Honours Half Way House work







These are some shots of my work hanging in Halfway House courtesy of Kristone, a fellow Honour's exhibiter and charcoal wielder.  The works themselves are drawings made of charcoal and other dry media on primed zinc plate.  I've burnished and filed down some edges so you can see the metal peeking through the metal primer and the gesso but its pretty subtle.  


The works were pretty hard to deal with due to their size, none of them bigger than 8cm or so, but it was the shelves that were truly torturous.  Finding right angled wood that I could purchase straight from a hardware store turned out to be much harder than anticipated.  So I'm very glad I got the time to run through it madly when setting up for the Jenny Birt exhibition two weeks prior.  
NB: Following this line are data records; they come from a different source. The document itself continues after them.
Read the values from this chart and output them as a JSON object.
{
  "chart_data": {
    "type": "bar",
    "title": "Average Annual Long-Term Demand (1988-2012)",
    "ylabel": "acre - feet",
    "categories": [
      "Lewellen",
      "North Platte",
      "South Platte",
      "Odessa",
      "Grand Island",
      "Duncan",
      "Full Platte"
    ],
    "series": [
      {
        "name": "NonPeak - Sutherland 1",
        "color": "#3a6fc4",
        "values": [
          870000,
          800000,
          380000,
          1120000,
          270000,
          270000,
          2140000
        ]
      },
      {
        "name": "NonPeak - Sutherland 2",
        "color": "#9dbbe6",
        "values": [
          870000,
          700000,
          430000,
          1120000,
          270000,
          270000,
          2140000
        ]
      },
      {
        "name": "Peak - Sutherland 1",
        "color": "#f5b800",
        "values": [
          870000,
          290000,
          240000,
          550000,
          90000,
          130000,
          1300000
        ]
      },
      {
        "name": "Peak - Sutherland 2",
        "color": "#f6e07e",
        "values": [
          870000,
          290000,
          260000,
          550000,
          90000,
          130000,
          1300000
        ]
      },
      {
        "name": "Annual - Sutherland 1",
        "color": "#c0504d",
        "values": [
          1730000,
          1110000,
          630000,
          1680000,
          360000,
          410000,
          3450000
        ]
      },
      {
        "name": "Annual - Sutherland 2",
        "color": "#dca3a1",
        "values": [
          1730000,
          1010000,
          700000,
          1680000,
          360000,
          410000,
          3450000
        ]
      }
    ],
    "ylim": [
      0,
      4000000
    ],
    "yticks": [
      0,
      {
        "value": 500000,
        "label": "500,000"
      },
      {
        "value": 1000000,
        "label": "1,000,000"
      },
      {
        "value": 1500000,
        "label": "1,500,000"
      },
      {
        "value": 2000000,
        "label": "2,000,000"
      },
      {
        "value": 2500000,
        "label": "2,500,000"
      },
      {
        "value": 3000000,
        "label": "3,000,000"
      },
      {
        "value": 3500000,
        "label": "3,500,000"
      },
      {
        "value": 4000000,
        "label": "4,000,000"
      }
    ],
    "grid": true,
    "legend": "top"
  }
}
There are some things you can only learn about your work when installing it.  Since I needed to prime the metal, the zinc sheets could and often did pass as paper.  Me and my Honour's Supervisor agreed that if treated like an object viewers would realize it wasn't paper.  So putting it on a plinth or on a shelf rather than straight onto the wall was an important consideration on how the work would be received.  Unfortunately during the Jenny Birt show I realized my work looks terrible on a plinth.  Just one of those things which isn't obvious until its too late.  Thankfully though it left me with enough knowledge on how to tackle the hanging at the next show.